Égalités / Sciences

Pourquoi les hommes exagèrent leur nombre de partenaires sexuelles quand les femmes le minimisent

Temps de lecture : 2 min

En corrigeant certains biais, on parvient à de tout autres résultats.

En moyenne les hommes auraient eu 14 partenaires dans leur vie et les femmes 7  | Montage Slate via Emoji Island CC License by
En moyenne les hommes auraient eu 14 partenaires dans leur vie et les femmes 7 | Montage Slate via Emoji Island CC License by

Au vue des données disponibles, en moyenne, les hommes ont un nombre plus élevé de partenaires du sexe opposé que les femmes –mais il semble aussi qu'ils soient plus prompts à l’exagération.

Une nouvelle étude s'intéresse à la fois aux raisons de cette exagération et aux potentiels moyens de la corriger. Ses auteurs et autrices y expliquent que «dans un échantillon de population fermée et sur une période définie, le nombre de partenaires du sexe opposé des hommes et femmes devrait être égal». Or les résultats contredisent ce postulat et interrogent la pertinence des sondages sur les comportements sexuels.

Les chercheuses et chercheurs ont utilisé les données disponibles du sondage national britanique sur les attitudes sexuelles composé des réponses d'environ 15.000 hommes et femmes âgées de 16 à 74 ans, vivant en Grande-Bretagne. En moyenne, les hommes estiment avoir connu 14,14 partenaires sexuelles et les femmes 7,12.

Si la différence entre les hommes et les femmes diminue au fil des années, dans le monde, les chiffres de ces relations hétérosexuelles sont souvent les mêmes, grosso modo le double de partenaires pour les hommes.

Trois hypothèses

Les scientifiques émettent trois grands types d'hypothèses, appuyées par divers travaux de recherches. D'abord les échantillons ne seraient pas assez représentatifs. Ils ne contiennent pas suffisamment de travailleuses du sexe, mélangent les âges et incluent les partenaires non-résidents du pays de référence.
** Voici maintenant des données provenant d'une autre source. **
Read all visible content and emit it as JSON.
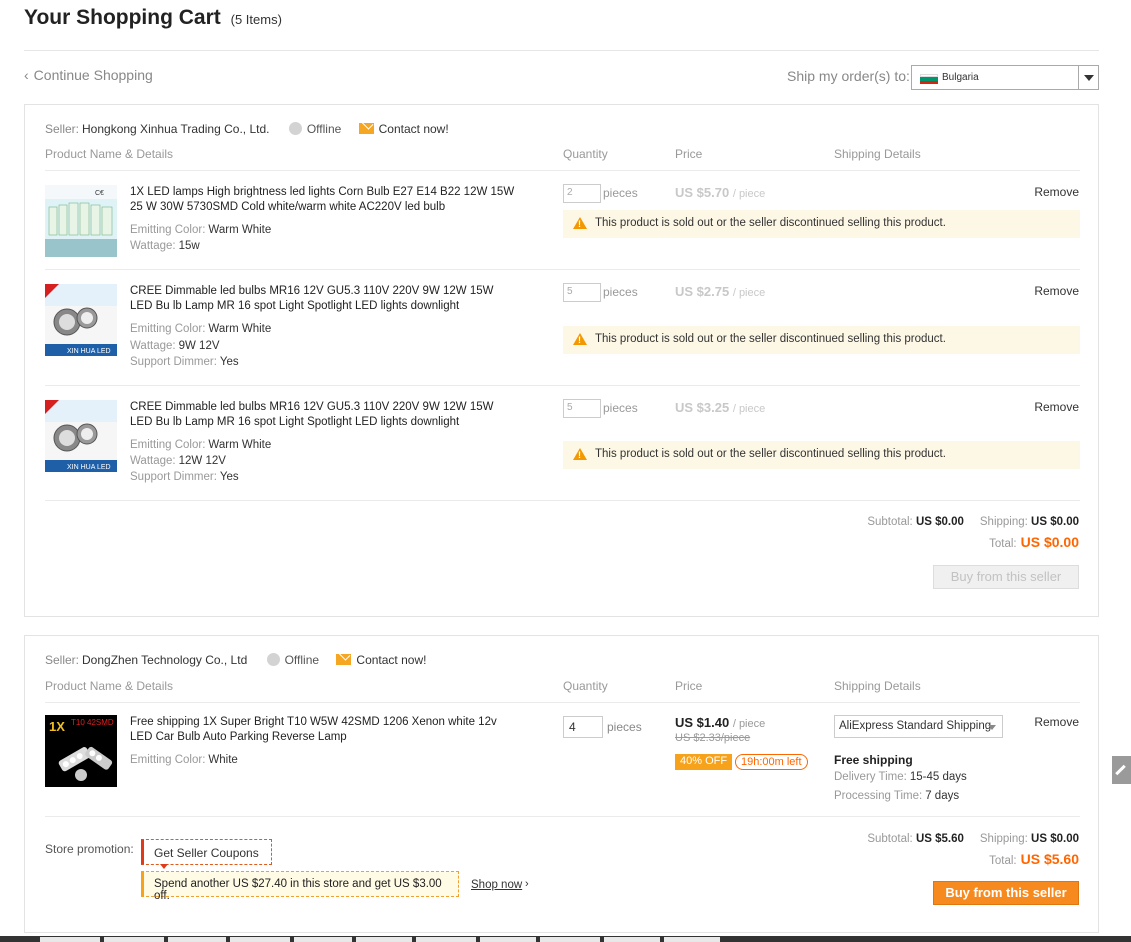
{
  "header": {
    "title": "Your Shopping Cart",
    "item_count": "(5 Items)",
    "continue_shopping": "Continue Shopping",
    "ship_to_label": "Ship my order(s) to:",
    "country": "Bulgaria"
  },
  "columns": {
    "product": "Product Name & Details",
    "quantity": "Quantity",
    "price": "Price",
    "shipping": "Shipping Details"
  },
  "stores": [
    {
      "seller_label": "Seller:",
      "seller_name": "Hongkong Xinhua Trading Co., Ltd.",
      "status": "Offline",
      "contact": "Contact now!",
      "items": [
        {
          "name": "1X LED lamps High brightness led lights Corn Bulb E27 E14 B22 12W 15W 25 W 30W 5730SMD Cold white/warm white AC220V led bulb",
          "attrs": [
            {
              "label": "Emitting Color:",
              "value": "Warm White"
            },
            {
              "label": "Wattage:",
              "value": "15w"
            }
          ],
          "quantity": "2",
          "unit": "pieces",
          "price": "US $5.70",
          "price_unit": "/ piece",
          "remove": "Remove",
          "warning": "This product is sold out or the seller discontinued selling this product."
        },
        {
          "name": "CREE Dimmable led bulbs MR16 12V GU5.3 110V 220V 9W 12W 15W LED Bu lb Lamp MR 16 spot Light Spotlight LED lights downlight",
          "attrs": [
            {
              "label": "Emitting Color:",
              "value": "Warm White"
            },
            {
              "label": "Wattage:",
              "value": "9W 12V"
            },
            {
              "label": "Support Dimmer:",
              "value": "Yes"
            }
          ],
          "quantity": "5",
          "unit": "pieces",
          "price": "US $2.75",
          "price_unit": "/ piece",
          "remove": "Remove",
          "warning": "This product is sold out or the seller discontinued selling this product."
        },
        {
          "name": "CREE Dimmable led bulbs MR16 12V GU5.3 110V 220V 9W 12W 15W LED Bu lb Lamp MR 16 spot Light Spotlight LED lights downlight",
          "attrs": [
            {
              "label": "Emitting Color:",
              "value": "Warm White"
            },
            {
              "label": "Wattage:",
              "value": "12W 12V"
            },
            {
              "label": "Support Dimmer:",
              "value": "Yes"
            }
          ],
          "quantity": "5",
          "unit": "pieces",
          "price": "US $3.25",
          "price_unit": "/ piece",
          "remove": "Remove",
          "warning": "This product is sold out or the seller discontinued selling this product."
        }
      ],
      "subtotal_label": "Subtotal:",
      "subtotal": "US $0.00",
      "shipping_label": "Shipping:",
      "shipping": "US $0.00",
      "total_label": "Total:",
      "total": "US $0.00",
      "buy_label": "Buy from this seller"
    },
    {
      "seller_label": "Seller:",
      "seller_name": "DongZhen Technology Co., Ltd",
      "status": "Offline",
      "contact": "Contact now!",
      "items": [
        {
          "name": "Free shipping 1X Super Bright T10 W5W 42SMD 1206 Xenon white 12v LED Car Bulb Auto Parking Reverse Lamp",
          "attrs": [
            {
              "label": "Emitting Color:",
              "value": "White"
            }
          ],
          "quantity": "4",
          "unit": "pieces",
          "price": "US $1.40",
          "price_unit": "/ piece",
          "old_price": "US $2.33/piece",
          "discount": "40% OFF",
          "time_left": "19h:00m left",
          "shipping_method": "AliExpress Standard Shipping",
          "free_shipping": "Free shipping",
          "delivery_label": "Delivery Time:",
          "delivery": "15-45 days",
          "processing_label": "Processing Time:",
          "processing": "7 days",
          "remove": "Remove",
          "thumb_text": "1X",
          "thumb_text2": "T10 42SMD"
        }
      ],
      "promo_label": "Store promotion:",
      "coupon_label": "Get Seller Coupons",
      "spend_text": "Spend another US $27.40 in this store and get US $3.00 off.",
      "shop_now": "Shop now",
      "subtotal_label": "Subtotal:",
      "subtotal": "US $5.60",
      "shipping_label": "Shipping:",
      "shipping": "US $0.00",
      "total_label": "Total:",
      "total": "US $5.60",
      "buy_label": "Buy from this seller"
    }
  ],
  "colors": {
    "accent_orange": "#ff6600",
    "button_orange": "#f68a1e",
    "warning_bg": "#fdf7e6"
  }
}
Un autre biais est pointé: celui de l'estimation et du comptage. Les femmes auraient tendance à énumérer et donner un chiffre exact, les hommes seraient plus approximatifs, rapportant plus souvent des chiffres ronds, menant à l’exagération.

La troisième hypothèse est la moins étonnante, les hommes et les femmes «s’accommoderaient» de la réalité pour correspondre à une norme sociale genrée, qui conduirait les femmes à sous-estimer le total et les hommes à le surestimer. D'autres expériences ont eu tendance à montrer que les données s'équilibrent quand les interviewés et interviewées pensent qu'il est impossible de mentir.

Nouveaux calculs

En partant de ces hypothèses, les chercheurs et chercheuses ont réalisé de nouveaux calculs. La différence entre les hommes et les femmes passe de 7,02 partenaires à 5,47 en retirant le 1% de personnes dont le nombre de partenaires est le plus élevé (pour les hommes et les femmes), afin d'essayer de contrer une partie de la tendance à l'exagération. Finalement, exclure le nombre de partenaires rémunérées amène à un plus petit écart: 5,11.
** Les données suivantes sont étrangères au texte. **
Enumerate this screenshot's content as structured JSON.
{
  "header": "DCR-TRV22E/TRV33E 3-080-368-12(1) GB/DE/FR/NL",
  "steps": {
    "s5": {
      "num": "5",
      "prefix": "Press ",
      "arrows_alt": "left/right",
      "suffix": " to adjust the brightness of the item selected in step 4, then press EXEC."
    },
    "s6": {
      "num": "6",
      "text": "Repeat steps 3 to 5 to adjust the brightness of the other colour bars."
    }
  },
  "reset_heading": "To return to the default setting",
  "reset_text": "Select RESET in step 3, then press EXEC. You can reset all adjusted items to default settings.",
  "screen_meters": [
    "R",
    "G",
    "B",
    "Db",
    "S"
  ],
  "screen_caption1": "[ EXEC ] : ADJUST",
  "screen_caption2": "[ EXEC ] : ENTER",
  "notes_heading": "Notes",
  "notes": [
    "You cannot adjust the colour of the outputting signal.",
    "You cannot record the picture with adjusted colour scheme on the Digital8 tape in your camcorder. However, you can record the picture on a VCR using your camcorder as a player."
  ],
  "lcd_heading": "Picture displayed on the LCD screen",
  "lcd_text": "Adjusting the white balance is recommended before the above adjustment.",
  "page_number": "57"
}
En ajustant les calculs par rapport aux différences entre les hommes et les femmes dans la méthode de comptabilisation, la différence se réduit encore, passant de 5,47 à 3,24. Enfin, en corrigeant du calcul les attitudes pour correspondre aux normes, la différence diminue encore pour atteindre 2,63.

Données de l'étude parues dans The Journal Of Sex Research

Plus l'âge des personnes interrogées avance, plus la différence de nombre de partenaires augmente. Au lieu de s'accumuler, les erreurs de comptabilisation semblent s'accentuer, selon les scientifiques. Les chiffres sont de moins en moins précis quand les années s'accumulent. Cela permet aussi de montrer la variation des réponses en fonction de l'âge, témoignant d'un changement progressif des mentalités. La différence entre les hommes et les femmes serait donc aussi accentuée par les groupes d'âges plus élevés.

En ajustant les calculs, les scientifiques britanniques ont été capables d'expliquer plus des deux-tiers du différenciel entre les hommes et les femmes.